The NLO calculations are performed by using the NLOJet++ program version 4.1.3 [9, 10] within the framework of the fastNLO package version 2.1 [37]. The partonic events are subjected to the same jet algorithm and phase space selections as the data events, where at least three jets with $|y|\le 3$ and $p_{\mathrm{T}}>100\text{GeV}$ are required. The number of massless quark flavours, $N_f$, is set to five. The impact of jet production via massive top-antitop quark pairs is estimated to be negligible. The renormalization and factorization scales, ${\mathit{\mu }}_r$ and ${\mathit{\mu }}_f$, are identified with $m_3/2$. With this choice, which is identical to the jet $p_{\mathrm{T}}$ in case of dijet events at central rapidity with $m_2/2$ as scale, the NLO corrections to the LO cross sections remain limited between 1.2 and 1.6. The uncertainty in the predicted cross section associated with the renormalization and factorization scale choice is evaluated by varying ${\mathit{\mu }}_r$ and ${\mathit{\mu }}_f$ from the default by the following six combinations: $({\mathit{\mu }}_r/(m_3/2),{\mathit{\mu }}_f/(m_3/2))=(1/2,1/2)$, $(1/2,1)$, $(1,1/2)$, $(1,2)$, $(2,1)$, and $(2,2)$.

Comparisons to the NLO predictions are performed for five different PDF sets, each with NLO and NNLO PDF evolutions, from the LHAPDF package [38]. They are listed in Table 2 together with the corresponding number of active flavours, $N_f$, the default values of the strong coupling constant ${\mathit{\alpha }}_S(M_{\mathrm{Z}})$, and the ranges in ${\mathit{\alpha }}_S(M_{\mathrm{Z}})$ available for fits. All PDF sets include a maximum of five active flavours $N_f$ except for NNPDF2.1, which has $N_{f,\text{max}}=6$. Only the ABM11 PDF set employs a fixed-flavour number scheme in contrast to variable-flavour number schemes favoured by all other PDF sets. The PDF uncertainties in the cross section predictions are evaluated according to the prescriptions recommended for the respective PDFs. More details are available in the references listed in Table 2.

Table 2.

The PDF sets used in comparisons to the data together with the evolution order (Evol.), the corresponding number of active flavours, $N_f$, the assumed masses $M_{\mathrm{t}}$ and $M_{\mathrm{Z}}$ of the top quark and the $\mathrm{Z}$ boson, respectively, the default values of ${\mathit{\alpha }}_S(M_{\mathrm{Z}})$, and the range in ${\mathit{\alpha }}_S(M_{\mathrm{Z}})$ variation available for fits.

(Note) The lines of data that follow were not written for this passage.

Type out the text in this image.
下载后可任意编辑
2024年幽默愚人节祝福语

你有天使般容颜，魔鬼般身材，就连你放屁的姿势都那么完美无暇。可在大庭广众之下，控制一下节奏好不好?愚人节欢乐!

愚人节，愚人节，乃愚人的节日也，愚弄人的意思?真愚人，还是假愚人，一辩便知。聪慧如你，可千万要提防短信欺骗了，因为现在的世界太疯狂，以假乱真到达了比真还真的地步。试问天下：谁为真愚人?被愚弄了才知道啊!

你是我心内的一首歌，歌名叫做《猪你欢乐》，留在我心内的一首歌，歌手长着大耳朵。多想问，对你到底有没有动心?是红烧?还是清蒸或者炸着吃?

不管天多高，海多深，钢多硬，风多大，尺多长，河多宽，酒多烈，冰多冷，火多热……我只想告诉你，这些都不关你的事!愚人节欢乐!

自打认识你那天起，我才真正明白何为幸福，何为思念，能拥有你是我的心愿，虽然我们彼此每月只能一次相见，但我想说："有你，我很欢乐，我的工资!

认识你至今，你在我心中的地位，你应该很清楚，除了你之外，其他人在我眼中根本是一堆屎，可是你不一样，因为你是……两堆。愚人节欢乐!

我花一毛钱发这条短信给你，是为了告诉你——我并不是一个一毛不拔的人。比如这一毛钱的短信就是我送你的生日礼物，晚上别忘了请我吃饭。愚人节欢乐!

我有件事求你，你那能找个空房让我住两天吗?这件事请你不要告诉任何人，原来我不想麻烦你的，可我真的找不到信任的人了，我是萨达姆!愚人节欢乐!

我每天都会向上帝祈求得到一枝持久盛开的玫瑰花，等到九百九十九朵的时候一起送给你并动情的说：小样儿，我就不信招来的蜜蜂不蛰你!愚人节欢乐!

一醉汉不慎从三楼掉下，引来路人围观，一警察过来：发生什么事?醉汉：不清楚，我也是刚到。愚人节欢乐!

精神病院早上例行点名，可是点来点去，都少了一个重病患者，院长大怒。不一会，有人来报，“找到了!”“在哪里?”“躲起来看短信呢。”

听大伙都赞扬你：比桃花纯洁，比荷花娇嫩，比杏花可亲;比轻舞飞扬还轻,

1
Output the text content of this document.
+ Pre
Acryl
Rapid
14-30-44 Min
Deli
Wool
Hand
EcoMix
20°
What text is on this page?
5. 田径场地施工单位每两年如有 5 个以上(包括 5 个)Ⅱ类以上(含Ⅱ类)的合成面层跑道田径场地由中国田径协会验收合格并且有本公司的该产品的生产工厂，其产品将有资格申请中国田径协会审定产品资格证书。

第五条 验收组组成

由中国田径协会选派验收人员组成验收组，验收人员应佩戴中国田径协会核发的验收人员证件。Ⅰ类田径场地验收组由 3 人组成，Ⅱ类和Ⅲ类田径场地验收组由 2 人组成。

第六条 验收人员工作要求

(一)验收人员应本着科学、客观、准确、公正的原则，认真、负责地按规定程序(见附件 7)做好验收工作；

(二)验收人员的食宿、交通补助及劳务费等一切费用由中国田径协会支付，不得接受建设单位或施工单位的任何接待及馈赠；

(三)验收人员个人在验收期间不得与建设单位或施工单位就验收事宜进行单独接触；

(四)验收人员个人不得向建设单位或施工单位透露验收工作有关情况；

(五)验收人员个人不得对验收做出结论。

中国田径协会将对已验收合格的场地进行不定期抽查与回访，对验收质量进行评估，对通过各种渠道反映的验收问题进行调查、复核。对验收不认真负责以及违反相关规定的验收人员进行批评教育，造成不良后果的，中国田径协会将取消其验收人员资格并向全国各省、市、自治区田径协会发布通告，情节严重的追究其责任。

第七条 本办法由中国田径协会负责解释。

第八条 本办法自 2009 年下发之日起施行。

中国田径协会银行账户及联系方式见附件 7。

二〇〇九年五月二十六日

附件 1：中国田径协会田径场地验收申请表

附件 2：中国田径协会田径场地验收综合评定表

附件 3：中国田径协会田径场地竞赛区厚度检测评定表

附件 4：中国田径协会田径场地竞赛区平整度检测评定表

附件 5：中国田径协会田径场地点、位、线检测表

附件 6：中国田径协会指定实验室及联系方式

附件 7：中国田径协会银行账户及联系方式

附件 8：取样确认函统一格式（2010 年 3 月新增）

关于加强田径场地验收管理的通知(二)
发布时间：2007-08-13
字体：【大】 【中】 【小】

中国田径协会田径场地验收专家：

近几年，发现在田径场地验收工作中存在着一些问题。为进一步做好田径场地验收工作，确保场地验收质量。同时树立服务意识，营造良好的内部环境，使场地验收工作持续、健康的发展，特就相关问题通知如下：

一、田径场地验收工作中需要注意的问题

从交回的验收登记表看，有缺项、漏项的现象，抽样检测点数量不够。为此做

For CT10 the updated versions of 2012 are taken

Base set	Refs.	Evol.	$N_f$	$M_{\mathrm{t}}$ ($\text{GeV}$)	$M_{\mathrm{Z}}$ ($\text{GeV}$)	${\mathit{\alpha }}_S(M_{\mathrm{Z}})$	${\mathit{\alpha }}_S(M_{\mathrm{Z}})$ range
ABM11	[39]	NLO	5	180	91.174	0.1180	0.110–0.130
ABM11	[39]	NNLO	5	180	91.174	0.1134	0.104–0.120
CT10	[40]	NLO	$\le$5	172	91.188	0.1180	0.112–0.127
CT10	[40]	NNLO	$\le$5	172	91.188	0.1180	0.110–0.130
HERAPDF1.5	[41]	NLO	$\le$5	180	91.187	0.1176	0.114–0.122
HERAPDF1.5	[41]	NNLO	$\le$5	180	91.187	0.1176	0.114–0.122
MSTW2008	[42, 43]	NLO	$\le$5	${10}^{10}$	91.1876	0.1202	0.110–0.130
MSTW2008	[42, 43]	NNLO	$\le$5	${10}^{10}$	91.1876	0.1171	0.107–0.127
NNPDF2.1	[44]	NLO	$\le$6	175	91.2	0.1190	0.114–0.124
NNPDF2.1	[44]	NNLO	$\le$6	175	91.2	0.1190	0.114–0.124

For the NP corrections, the multijet-improved MC event generators sherpa version 1.4.3 [45] and MadGraph  5 version 1.5.12 [46] are used to simulate 3-jet events. sherpa employs a dipole formulation for parton showering [47, 48], a cluster model for hadronization [49], and an MPI model for the underlying event that is based on independent hard processes similar to pythia  [33, 45]. In the case of MadGraph, the steps of parton showering, hadronization, and multiple parton scatterings come from pythia version 6.4.26 with default settings using the Lund string model for hadronization [29–31] and a multiple-interaction model for the underlying event that is interleaved with the parton shower [27]. The 3-jet mass is determined for a given event before and after the MPI and hadronization phases are performed. This allows the derivation of correction factors, which are applied to the theory prediction at NLO. The correction factor is defined as the mean of the corrections from the two examined event generators and ranges in value from 1.16 for the low mass range to about 1.05 at high 3-jet mass. The systematic uncertainty in the NP correction factors is estimated as plus or minus half of the spread between the two predictions and amounts to roughly $\pm$2 %. The NP correction factors and their uncertainties are shown in Fig. 2 for both rapidity bins.

Fig. 2.

Overview of the NP correction factors and their uncertainties in the inner ${|y|}_{\text{max}}<1$ (solid line) and in the outer rapidity region $1\le {|y|}_{\text{max}}<2$ (dashed line)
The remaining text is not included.